Frio de Arouca não gelou o goleador do momento
A equipa de Vasco Seabra está, nesta fase, mais equilibrada defensivamente e o desgaste motivado pelo jogo europeu podia pressionar um Sporting que voltou a ter Hjulmand no onze e que contou com nomes fortes no banco, como Pote e Diomande. O conjunto arouquense não apresentou linhas baixas e o Sporting foi explorando o espaço nas costas da defesa arouquense, mas, como se previa, não foi fácil bater o uruguaio De Arruabarrena.
Rui Silva passou a primeira parte sem fazer qualquer defesa, apesar do remate relativamente perigoso de Barbero (8') na fase inicial da partida, mas o Arouca também não abriu o jogo aos leões, que conseguiam encontrar espaço através de lançamentos longos dos defesas - Inácio esteve em evidência no lançamento, sobretudo para o corredor esquerdo -, mas não conseguiram criar ocasiões evidentes.
Suárez (16’ e 21’) ameaçou após passe de Luís Simões e, mais tarde, desperdiçou uma ocasião clara, ao rematar às malhas laterais depois de contornar De Arruabarrena.
O lado estava mais do que identificado, mas, com mais ou menos dificuldade, o Arouca estava a conseguir resolver os problemas do corredor direito defensivo, até que Maxi conseguiu segurar um passe longo de Hjulmand e Suárez (35'), ainda motivado pelo bis frente ao Paris SG, finalizou com classe, depois de iludir três defesas.
O mais difícil estava feito. A equipa da casa tinha conseguido manter o Sporting relativamente distante da baliza, mas mostrara poucos argumentos ofensivos. Ao intervalo, o conjunto de Vasco Seabra não tinha qualquer remate enquadrado e precisava de arriscar mais para discutir o resultado. É certo que esse risco podia ser fatal para uma das piores defesas da Liga, mas se há coisa que este Arouca gosta é de atacar.

Água pela barba
Depois de 45 minutos longe da baliza do Sporting, o Arouca fez o primeiro remate enquadrado por Djouahra (46’), apenas segundos após o reatamento, deixando claras as intenções mais ofensivas da equipa de Vasco Seabra. O primeiro aviso não foi ignorado e, pouco depois, Barbero (48’) restabeleceu a igualdade, num lance bem trabalhado pela equipa da casa e finalizado com o pé esquerdo do avançado espanhol.
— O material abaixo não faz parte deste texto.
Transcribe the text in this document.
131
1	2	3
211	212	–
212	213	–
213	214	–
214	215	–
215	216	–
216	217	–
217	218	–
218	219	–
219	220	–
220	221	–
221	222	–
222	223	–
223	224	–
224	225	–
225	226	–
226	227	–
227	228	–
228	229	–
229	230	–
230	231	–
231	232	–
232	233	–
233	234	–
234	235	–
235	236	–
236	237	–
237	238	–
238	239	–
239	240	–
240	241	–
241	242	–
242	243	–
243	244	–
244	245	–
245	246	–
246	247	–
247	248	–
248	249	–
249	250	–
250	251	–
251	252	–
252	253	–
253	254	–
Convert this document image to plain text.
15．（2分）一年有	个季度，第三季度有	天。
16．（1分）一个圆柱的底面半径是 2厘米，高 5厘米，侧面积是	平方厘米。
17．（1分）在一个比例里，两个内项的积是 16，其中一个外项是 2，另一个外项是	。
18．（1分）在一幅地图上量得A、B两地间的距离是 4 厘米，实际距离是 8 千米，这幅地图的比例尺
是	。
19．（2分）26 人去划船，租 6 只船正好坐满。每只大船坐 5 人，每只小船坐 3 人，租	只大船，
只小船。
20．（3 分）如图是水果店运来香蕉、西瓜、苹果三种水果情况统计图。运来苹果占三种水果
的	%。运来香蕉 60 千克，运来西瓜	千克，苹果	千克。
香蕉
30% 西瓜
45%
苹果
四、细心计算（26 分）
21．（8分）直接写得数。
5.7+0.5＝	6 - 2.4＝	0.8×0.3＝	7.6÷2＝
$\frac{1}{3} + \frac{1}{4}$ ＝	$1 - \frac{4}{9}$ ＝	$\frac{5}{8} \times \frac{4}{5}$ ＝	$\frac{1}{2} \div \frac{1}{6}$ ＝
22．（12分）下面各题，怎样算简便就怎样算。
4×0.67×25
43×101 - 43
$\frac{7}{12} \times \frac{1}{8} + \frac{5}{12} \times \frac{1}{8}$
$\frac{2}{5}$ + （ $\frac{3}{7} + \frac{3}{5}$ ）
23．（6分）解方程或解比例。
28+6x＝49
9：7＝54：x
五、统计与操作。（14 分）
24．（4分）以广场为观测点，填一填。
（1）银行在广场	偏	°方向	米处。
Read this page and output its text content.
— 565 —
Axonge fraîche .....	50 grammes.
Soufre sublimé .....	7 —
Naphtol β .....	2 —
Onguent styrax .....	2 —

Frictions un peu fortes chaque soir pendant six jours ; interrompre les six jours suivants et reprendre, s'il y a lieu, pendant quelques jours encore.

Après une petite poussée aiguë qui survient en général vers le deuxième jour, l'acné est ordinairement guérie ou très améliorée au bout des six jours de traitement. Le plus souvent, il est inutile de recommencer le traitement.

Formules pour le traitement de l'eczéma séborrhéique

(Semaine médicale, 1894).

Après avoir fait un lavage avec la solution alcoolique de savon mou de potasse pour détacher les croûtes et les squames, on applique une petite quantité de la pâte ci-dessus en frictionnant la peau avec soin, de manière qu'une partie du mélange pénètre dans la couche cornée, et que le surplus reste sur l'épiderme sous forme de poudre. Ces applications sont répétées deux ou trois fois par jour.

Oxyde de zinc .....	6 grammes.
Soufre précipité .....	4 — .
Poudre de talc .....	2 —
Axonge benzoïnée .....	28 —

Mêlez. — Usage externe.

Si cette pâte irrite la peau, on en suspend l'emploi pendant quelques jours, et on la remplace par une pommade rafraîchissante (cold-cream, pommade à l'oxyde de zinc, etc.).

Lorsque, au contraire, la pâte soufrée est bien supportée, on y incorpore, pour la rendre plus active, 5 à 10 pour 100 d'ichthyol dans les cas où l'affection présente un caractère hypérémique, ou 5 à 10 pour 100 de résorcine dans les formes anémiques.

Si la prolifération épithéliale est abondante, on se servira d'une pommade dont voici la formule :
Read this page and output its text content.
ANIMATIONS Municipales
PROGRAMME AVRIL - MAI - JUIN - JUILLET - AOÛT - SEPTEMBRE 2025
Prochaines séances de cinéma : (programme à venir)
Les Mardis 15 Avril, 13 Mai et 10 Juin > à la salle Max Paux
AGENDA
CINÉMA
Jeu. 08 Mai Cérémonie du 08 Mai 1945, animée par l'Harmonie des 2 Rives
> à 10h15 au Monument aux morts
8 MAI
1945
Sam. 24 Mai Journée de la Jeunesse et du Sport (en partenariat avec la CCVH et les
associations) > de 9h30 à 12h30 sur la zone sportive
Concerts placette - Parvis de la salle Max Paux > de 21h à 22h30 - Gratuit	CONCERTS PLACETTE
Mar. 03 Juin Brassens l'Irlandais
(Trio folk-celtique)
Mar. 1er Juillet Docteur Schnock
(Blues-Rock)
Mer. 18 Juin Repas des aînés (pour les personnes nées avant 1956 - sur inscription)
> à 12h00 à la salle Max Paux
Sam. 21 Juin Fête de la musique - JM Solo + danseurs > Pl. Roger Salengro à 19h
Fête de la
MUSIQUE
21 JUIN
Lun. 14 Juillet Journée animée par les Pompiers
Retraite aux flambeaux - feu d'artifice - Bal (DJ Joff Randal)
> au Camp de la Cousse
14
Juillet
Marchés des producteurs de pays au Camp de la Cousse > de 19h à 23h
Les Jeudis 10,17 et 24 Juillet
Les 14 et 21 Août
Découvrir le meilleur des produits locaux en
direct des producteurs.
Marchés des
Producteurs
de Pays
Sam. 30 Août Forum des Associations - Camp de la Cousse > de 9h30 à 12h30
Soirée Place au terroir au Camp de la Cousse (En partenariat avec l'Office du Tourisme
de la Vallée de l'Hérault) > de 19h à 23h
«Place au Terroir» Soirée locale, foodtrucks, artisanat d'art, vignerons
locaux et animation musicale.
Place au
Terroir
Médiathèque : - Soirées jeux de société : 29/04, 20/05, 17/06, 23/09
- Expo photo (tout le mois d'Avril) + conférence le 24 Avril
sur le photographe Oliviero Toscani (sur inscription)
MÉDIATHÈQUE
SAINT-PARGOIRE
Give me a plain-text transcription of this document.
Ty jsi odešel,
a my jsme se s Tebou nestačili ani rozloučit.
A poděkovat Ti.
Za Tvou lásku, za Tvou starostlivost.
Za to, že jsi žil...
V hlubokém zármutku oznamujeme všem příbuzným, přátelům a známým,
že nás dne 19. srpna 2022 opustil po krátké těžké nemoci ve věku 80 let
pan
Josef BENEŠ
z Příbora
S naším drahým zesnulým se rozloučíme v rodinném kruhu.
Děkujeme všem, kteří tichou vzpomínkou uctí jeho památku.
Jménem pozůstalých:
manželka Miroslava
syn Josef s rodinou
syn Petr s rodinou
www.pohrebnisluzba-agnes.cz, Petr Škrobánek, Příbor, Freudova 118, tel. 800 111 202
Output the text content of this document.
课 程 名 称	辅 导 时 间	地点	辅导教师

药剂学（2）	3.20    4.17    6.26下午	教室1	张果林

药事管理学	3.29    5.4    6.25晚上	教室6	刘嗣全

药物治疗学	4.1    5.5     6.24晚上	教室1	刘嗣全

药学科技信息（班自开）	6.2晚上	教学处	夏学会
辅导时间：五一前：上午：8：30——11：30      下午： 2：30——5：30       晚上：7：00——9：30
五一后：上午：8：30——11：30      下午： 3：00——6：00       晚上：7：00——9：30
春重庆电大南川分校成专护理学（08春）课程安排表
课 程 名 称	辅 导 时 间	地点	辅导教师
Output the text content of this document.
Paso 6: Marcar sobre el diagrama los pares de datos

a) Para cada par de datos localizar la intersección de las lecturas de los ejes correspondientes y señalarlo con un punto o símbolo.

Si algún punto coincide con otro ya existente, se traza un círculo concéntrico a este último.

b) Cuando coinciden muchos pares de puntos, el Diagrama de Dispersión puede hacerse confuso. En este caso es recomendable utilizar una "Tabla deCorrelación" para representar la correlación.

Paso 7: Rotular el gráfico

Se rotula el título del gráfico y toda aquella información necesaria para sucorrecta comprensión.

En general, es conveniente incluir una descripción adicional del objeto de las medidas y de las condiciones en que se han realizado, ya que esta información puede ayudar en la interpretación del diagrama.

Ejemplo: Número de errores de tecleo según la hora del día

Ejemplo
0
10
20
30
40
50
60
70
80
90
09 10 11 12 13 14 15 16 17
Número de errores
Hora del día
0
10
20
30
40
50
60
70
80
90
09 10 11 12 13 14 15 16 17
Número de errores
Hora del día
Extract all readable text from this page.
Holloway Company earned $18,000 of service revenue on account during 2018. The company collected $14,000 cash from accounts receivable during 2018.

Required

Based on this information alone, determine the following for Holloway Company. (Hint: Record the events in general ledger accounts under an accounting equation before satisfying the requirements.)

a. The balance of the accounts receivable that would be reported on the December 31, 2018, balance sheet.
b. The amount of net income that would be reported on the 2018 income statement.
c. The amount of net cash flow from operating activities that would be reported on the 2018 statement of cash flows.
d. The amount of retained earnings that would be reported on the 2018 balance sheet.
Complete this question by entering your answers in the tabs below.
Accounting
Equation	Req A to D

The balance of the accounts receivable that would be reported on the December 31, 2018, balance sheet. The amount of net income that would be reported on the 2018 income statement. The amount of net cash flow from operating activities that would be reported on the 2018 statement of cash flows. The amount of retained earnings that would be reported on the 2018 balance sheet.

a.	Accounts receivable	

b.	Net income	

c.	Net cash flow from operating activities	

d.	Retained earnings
O Arouca não se escondeu atrás do empate e fez do risco uma escolha consciente. Vasco Seabra pedia mais junto à lateral e os arouquenses exploraram sem a linha defensiva excessivamente subida do Sporting para ameaçar a reviravolta. Num desses lances, Djouahra (54’) apareceu nas costas da defesa e só uma grande intervenção de Rui Silva evitou o 1-2. O aviso foi sério e, por uns minutos, o jogo deixou de ter um dono declarado.
Se na primeira parte houve inspiração coletiva, na segunda o Sporting viveu sobretudo de iniciativas individuais. Luís Guilherme mexeu com o jogo pela velocidade, mas falhou na definição, enquanto Trincão e Geny passaram ao lado do encontro. De tal forma que o internacional português acabou por ceder o lugar ao regressado Pote (69’), num sinal claro de Rui Borges à procura de um rasgo de génio que desbloqueasse a partida.
Dos pés do camisola 8 saiu a bola para o último lance de verdadeiro perigo antes do desfecho, com Hjulmand a cabecear para uma grande defesa de De Arruabarrena. Pouco depois, porém, surgiu o novo herói verde e branco: Luis Suárez aproveitou um excelente cruzamento de Geny e voltou a atingir a glória de leão ao peito, mantendo o Sporting vivo na luta pelo título.